Rizzo doubts Cubs could ever be hated like Yanks, Pats

MESA, Ariz. — Are the Cubs, with all their charismatic young players, still too lovable?

Can they create a Yankees-like aura or Red Sox-like stature without the contempt from other teams and fan bases that seem to come with that kind of annual expectation and success?

Even after winning a championship, Anthony Rizzo and others around the team keep talking about the “likeable” personalities within their young core, the “authenticity” of players, the “fun” they have.

But Rizzo got a dose of post-title perception from the outside while working out one day during the offseason.

Chicago Cubs player Anthony Rizzo listens as manager Joe Maddon speaks to the media outside the West Wing of the White House in Washington, Monday, Jan. 16, 2017, following a ceremony in the East Room where President Barack Obama honored the 2016 World Series Champion Chicago Cubs baseball team.

Anthony Rizzo at the White House last month. | AP Photo

“I had an older man in the gym telling me he’s a big Red Sox and Patriots fan,” Rizzo said. “And he said, ‘Yeah, congrats, you guys won one, but you haven’t done anything until the whole country hates you.’

“In a way it’s true, because growing up a die-hard Dolphin fan, I hated Tom Brady because he was the best. And now it’s like I’m almost a Patriots fan because he’s so good.”

The old man was making the opposite point.

His point is one Lou Piniella made the first week of his first spring as Cubs manager in 2007, when he vowed to instill a “Cubbie Swagger” to approximate what his Yankees had during his playing days.

There was too much “lovable” sentiment around the team, he reasoned. Not enough edge, not enough watch-us-beat-you glint in their eyes.

That’s what manager Joe Maddon wants to see as he tries to inspire a repeat and continues to mold a culture.

“Yeah, it’s all about that,” he said. “Just go back in history. I’ve often talked about the Dodgers when I came up in the minor leagues. Their uniforms were whiter than everybody else’s. They thought they were better than everybody else. And they went out and won all the time.

“I hated it, but I liked it at the same time. The Yankees have developed that kind of a culture. Teams that win — whether you want to talk about the Patriots in football — it’s part of it.”

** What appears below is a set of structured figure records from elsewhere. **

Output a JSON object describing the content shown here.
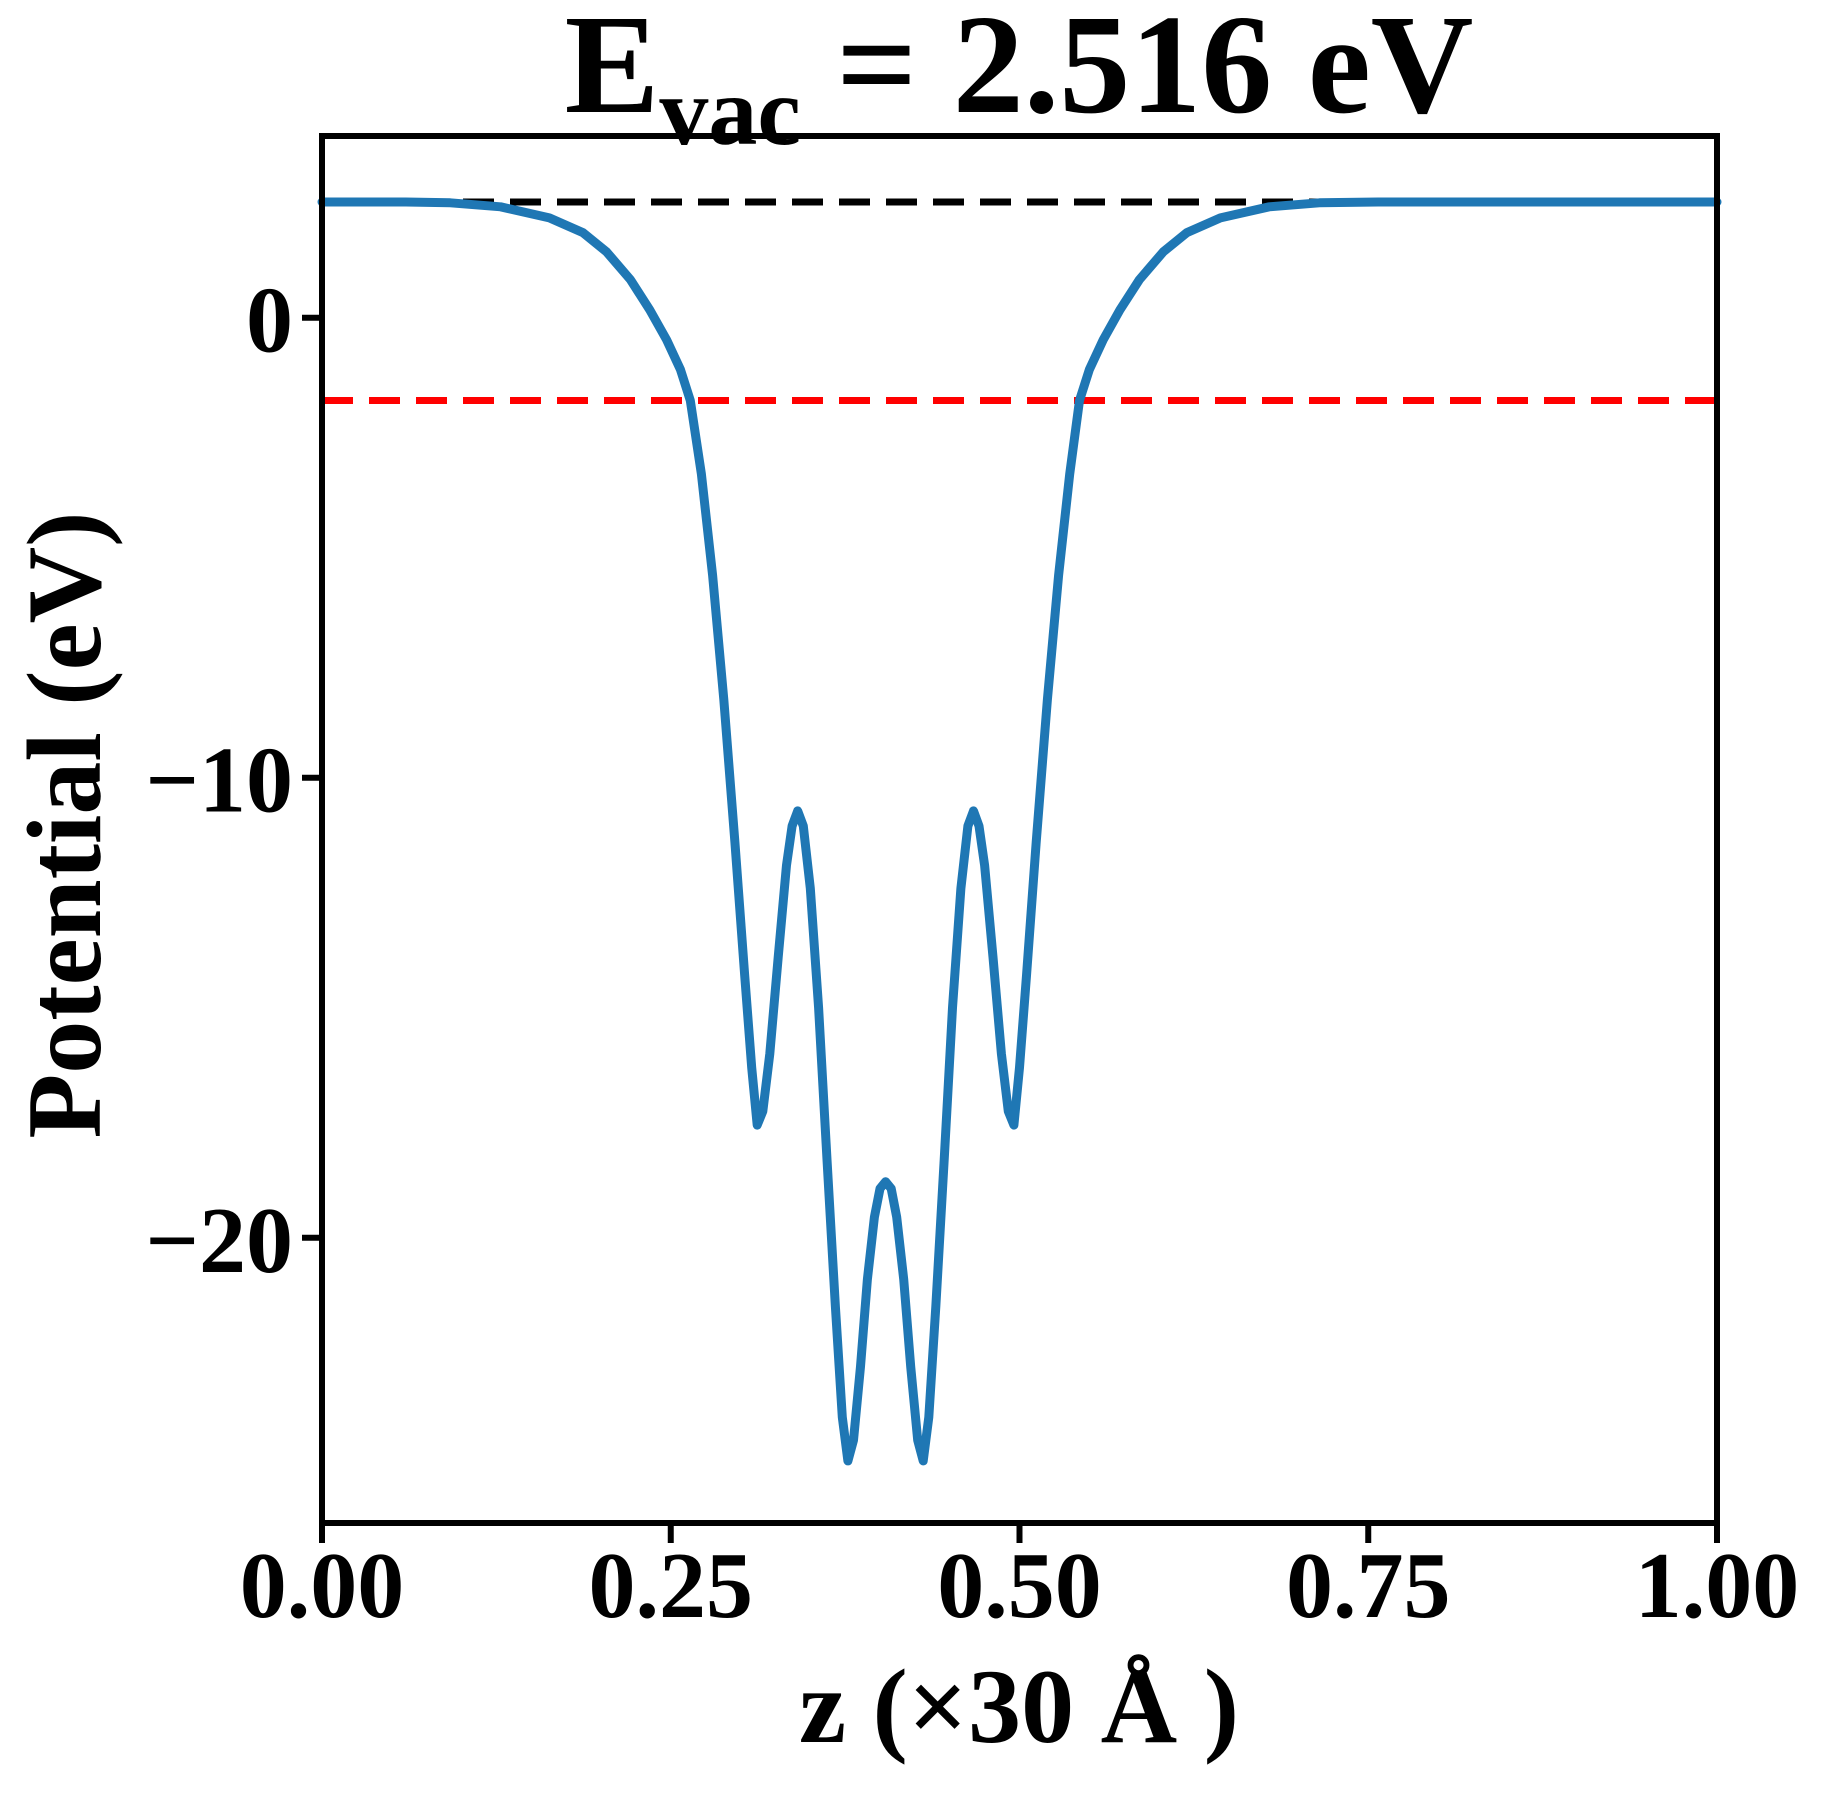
{
  "title": {
    "prefix": "E",
    "subscript": "vac",
    "suffix": " = 2.516 eV"
  },
  "chart_data": {
    "type": "line",
    "title": "E_vac = 2.516 eV",
    "xlabel": "z (×30 Å )",
    "ylabel": "Potential (eV)",
    "xlim": [
      0.0,
      1.0
    ],
    "ylim": [
      -26.2,
      3.95
    ],
    "grid": false,
    "legend_position": "none",
    "x_ticks": {
      "values": [
        0.0,
        0.25,
        0.5,
        0.75,
        1.0
      ],
      "labels": [
        "0.00",
        "0.25",
        "0.50",
        "0.75",
        "1.00"
      ]
    },
    "y_ticks": {
      "values": [
        0,
        -10,
        -20
      ],
      "labels": [
        "0",
        "−10",
        "−20"
      ]
    },
    "reference_lines": [
      {
        "name": "vacuum-level-line",
        "y": 2.516,
        "color": "#000000",
        "style": "dashed"
      },
      {
        "name": "fermi-level-line",
        "y": -1.8,
        "color": "#ff0000",
        "style": "dashed"
      }
    ],
    "series": [
      {
        "name": "planar-averaged-potential",
        "color": "#1f77b4",
        "style": "solid",
        "points": [
          [
            0.0,
            2.516
          ],
          [
            0.03,
            2.516
          ],
          [
            0.06,
            2.515
          ],
          [
            0.092,
            2.497
          ],
          [
            0.128,
            2.41
          ],
          [
            0.163,
            2.17
          ],
          [
            0.187,
            1.85
          ],
          [
            0.204,
            1.43
          ],
          [
            0.221,
            0.83
          ],
          [
            0.235,
            0.17
          ],
          [
            0.247,
            -0.48
          ],
          [
            0.257,
            -1.13
          ],
          [
            0.264,
            -1.8
          ],
          [
            0.272,
            -3.4
          ],
          [
            0.28,
            -5.6
          ],
          [
            0.288,
            -8.3
          ],
          [
            0.296,
            -11.4
          ],
          [
            0.303,
            -14.3
          ],
          [
            0.308,
            -16.3
          ],
          [
            0.312,
            -17.55
          ],
          [
            0.316,
            -17.25
          ],
          [
            0.321,
            -16.0
          ],
          [
            0.327,
            -13.9
          ],
          [
            0.333,
            -11.9
          ],
          [
            0.337,
            -11.05
          ],
          [
            0.341,
            -10.72
          ],
          [
            0.345,
            -11.05
          ],
          [
            0.35,
            -12.4
          ],
          [
            0.356,
            -15.0
          ],
          [
            0.362,
            -18.3
          ],
          [
            0.368,
            -21.5
          ],
          [
            0.373,
            -23.9
          ],
          [
            0.377,
            -24.85
          ],
          [
            0.381,
            -24.4
          ],
          [
            0.386,
            -22.8
          ],
          [
            0.391,
            -20.9
          ],
          [
            0.396,
            -19.55
          ],
          [
            0.4,
            -18.93
          ],
          [
            0.404,
            -18.78
          ],
          [
            0.408,
            -18.93
          ],
          [
            0.412,
            -19.55
          ],
          [
            0.417,
            -20.9
          ],
          [
            0.422,
            -22.8
          ],
          [
            0.427,
            -24.4
          ],
          [
            0.431,
            -24.85
          ],
          [
            0.435,
            -23.9
          ],
          [
            0.44,
            -21.5
          ],
          [
            0.446,
            -18.3
          ],
          [
            0.452,
            -15.0
          ],
          [
            0.458,
            -12.4
          ],
          [
            0.463,
            -11.05
          ],
          [
            0.467,
            -10.72
          ],
          [
            0.471,
            -11.05
          ],
          [
            0.475,
            -11.9
          ],
          [
            0.481,
            -13.9
          ],
          [
            0.487,
            -16.0
          ],
          [
            0.492,
            -17.25
          ],
          [
            0.496,
            -17.55
          ],
          [
            0.5,
            -16.3
          ],
          [
            0.505,
            -14.3
          ],
          [
            0.512,
            -11.4
          ],
          [
            0.52,
            -8.3
          ],
          [
            0.528,
            -5.6
          ],
          [
            0.536,
            -3.4
          ],
          [
            0.543,
            -1.8
          ],
          [
            0.55,
            -1.13
          ],
          [
            0.56,
            -0.48
          ],
          [
            0.572,
            0.17
          ],
          [
            0.586,
            0.83
          ],
          [
            0.603,
            1.43
          ],
          [
            0.62,
            1.85
          ],
          [
            0.644,
            2.17
          ],
          [
            0.679,
            2.41
          ],
          [
            0.715,
            2.497
          ],
          [
            0.757,
            2.515
          ],
          [
            0.8,
            2.516
          ],
          [
            0.85,
            2.516
          ],
          [
            0.9,
            2.516
          ],
          [
            0.95,
            2.516
          ],
          [
            1.0,
            2.516
          ]
        ]
      }
    ]
  },
  "colors": {
    "curve": "#1f77b4",
    "vacuum_line": "#000000",
    "fermi_line": "#ff0000",
    "axes": "#000000",
    "background": "#ffffff"
  }
}
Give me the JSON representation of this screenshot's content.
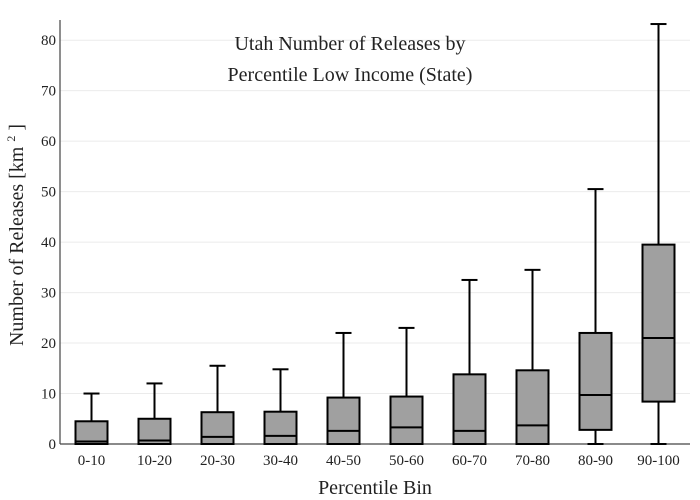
{
  "chart_data": {
    "type": "box",
    "title_line1": "Utah Number of Releases by",
    "title_line2": "Percentile Low Income (State)",
    "xlabel": "Percentile Bin",
    "ylabel_main": "Number of Releases  [km",
    "ylabel_sup": "2",
    "ylabel_close": "]",
    "ylim": [
      0,
      84
    ],
    "yticks": [
      0,
      10,
      20,
      30,
      40,
      50,
      60,
      70,
      80
    ],
    "grid": true,
    "colors": {
      "box_fill": "#a0a0a0",
      "stroke": "#000000",
      "grid": "#ebebeb",
      "axis": "#444444",
      "text": "#222222"
    },
    "categories": [
      "0-10",
      "10-20",
      "20-30",
      "30-40",
      "40-50",
      "50-60",
      "60-70",
      "70-80",
      "80-90",
      "90-100"
    ],
    "boxes": [
      {
        "min": 0,
        "q1": 0,
        "median": 0.5,
        "q3": 4.5,
        "max": 10
      },
      {
        "min": 0,
        "q1": 0,
        "median": 0.7,
        "q3": 5,
        "max": 12
      },
      {
        "min": 0,
        "q1": 0,
        "median": 1.4,
        "q3": 6.3,
        "max": 15.5
      },
      {
        "min": 0,
        "q1": 0,
        "median": 1.6,
        "q3": 6.4,
        "max": 14.8
      },
      {
        "min": 0,
        "q1": 0,
        "median": 2.6,
        "q3": 9.2,
        "max": 22
      },
      {
        "min": 0,
        "q1": 0,
        "median": 3.3,
        "q3": 9.4,
        "max": 23
      },
      {
        "min": 0,
        "q1": 0,
        "median": 2.6,
        "q3": 13.8,
        "max": 32.5
      },
      {
        "min": 0,
        "q1": 0,
        "median": 3.7,
        "q3": 14.6,
        "max": 34.5
      },
      {
        "min": 0,
        "q1": 2.8,
        "median": 9.7,
        "q3": 22,
        "max": 50.5
      },
      {
        "min": 0,
        "q1": 8.4,
        "median": 21,
        "q3": 39.5,
        "max": 83.2
      }
    ]
  }
}
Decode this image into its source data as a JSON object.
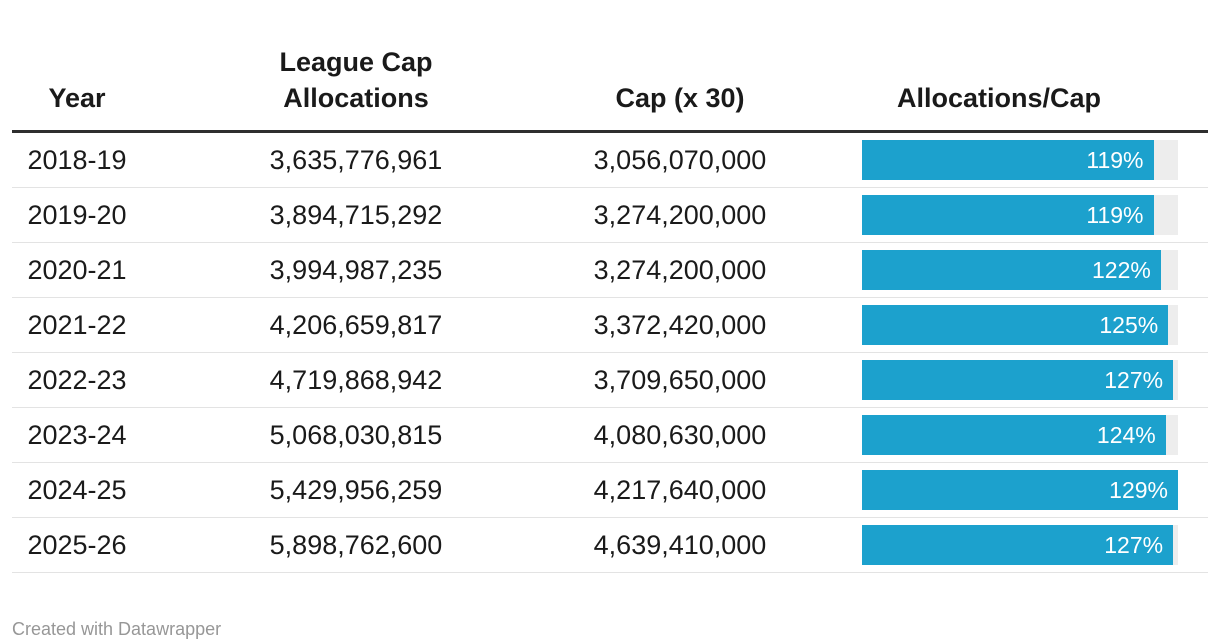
{
  "theme": {
    "bar_color": "#1ca1cd",
    "bar_track_color": "#ededed",
    "header_rule_color": "#2e2e2e",
    "row_divider_color": "#e3e3e3",
    "text_color": "#1a1a1a",
    "footer_color": "#979797",
    "background": "#ffffff",
    "bar_label_color": "#ffffff"
  },
  "header": {
    "col_year": "Year",
    "col_allocations": "League Cap Allocations",
    "col_cap": "Cap (x 30)",
    "col_ratio": "Allocations/Cap"
  },
  "table": {
    "rows": [
      {
        "year": "2018-19",
        "allocations": "3,635,776,961",
        "cap": "3,056,070,000",
        "ratio_label": "119%",
        "ratio_pct": 119
      },
      {
        "year": "2019-20",
        "allocations": "3,894,715,292",
        "cap": "3,274,200,000",
        "ratio_label": "119%",
        "ratio_pct": 119
      },
      {
        "year": "2020-21",
        "allocations": "3,994,987,235",
        "cap": "3,274,200,000",
        "ratio_label": "122%",
        "ratio_pct": 122
      },
      {
        "year": "2021-22",
        "allocations": "4,206,659,817",
        "cap": "3,372,420,000",
        "ratio_label": "125%",
        "ratio_pct": 125
      },
      {
        "year": "2022-23",
        "allocations": "4,719,868,942",
        "cap": "3,709,650,000",
        "ratio_label": "127%",
        "ratio_pct": 127
      },
      {
        "year": "2023-24",
        "allocations": "5,068,030,815",
        "cap": "4,080,630,000",
        "ratio_label": "124%",
        "ratio_pct": 124
      },
      {
        "year": "2024-25",
        "allocations": "5,429,956,259",
        "cap": "4,217,640,000",
        "ratio_label": "129%",
        "ratio_pct": 129
      },
      {
        "year": "2025-26",
        "allocations": "5,898,762,600",
        "cap": "4,639,410,000",
        "ratio_label": "127%",
        "ratio_pct": 127
      }
    ]
  },
  "footer": {
    "credit": "Created with Datawrapper"
  },
  "chart_data": {
    "type": "table",
    "columns": [
      "Year",
      "League Cap Allocations",
      "Cap (x 30)",
      "Allocations/Cap"
    ],
    "rows": [
      [
        "2018-19",
        3635776961,
        3056070000,
        119
      ],
      [
        "2019-20",
        3894715292,
        3274200000,
        119
      ],
      [
        "2020-21",
        3994987235,
        3274200000,
        122
      ],
      [
        "2021-22",
        4206659817,
        3372420000,
        125
      ],
      [
        "2022-23",
        4719868942,
        3709650000,
        127
      ],
      [
        "2023-24",
        5068030815,
        4080630000,
        124
      ],
      [
        "2024-25",
        5429956259,
        4217640000,
        129
      ],
      [
        "2025-26",
        5898762600,
        4639410000,
        127
      ]
    ],
    "bar_column": "Allocations/Cap",
    "bar_values_pct": [
      119,
      119,
      122,
      125,
      127,
      124,
      129,
      127
    ],
    "bar_scale": {
      "min": 0,
      "max": 129
    },
    "bar_type": "horizontal-bar-in-table",
    "legend": "none",
    "grid": "off"
  }
}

You can almost see the T-shirt slogans now:

“Who wants a piece of this?”

“You eye-ballin’ my dugout?”

“Respect 90 butt whippings a year”

“There’s something to be said for knowing how to win,” said Maddon, who went on to describe a faith in a process that influences the outcome of a close game late. “Swagger’s part of that, whatever you want to call it.

“It’s the residue of winning, there’s no question. But then you have to be able to maintain that.”

The Cubs have a long way to go before earning comparisons to the Yankees and Patriots.

But some opponents privately have resented and mocked the Cubs, even since 2015, for what was perceived as look-at-me sideshows and pajama parties, along with adoring national-media hype before they had won a thing.

A joke making the rounds in one National League clubhouse early last year: “Were you in Arizona for spring training? Did you see the Cubs get their World Series rings?”

Now that they’ve backed it up and taken those rings, maybe the whole lovable thing will give way to bona fide animus before they know it.

Rizzo — the globe-trotting, “Saturday Night Live”-starring, red carpet-strolling guest at the Grammys — doesn’t know how any of those other teams or fans could start hating on the Cubs.

“We’re a team that is likeable. Joe says ‘authenticity,’ and you see it,” Rizzo said. “I think this team has a lot of good personalities, where it’s going to be tough. If we just respect the game, it’ll make it hard for people not to like us.”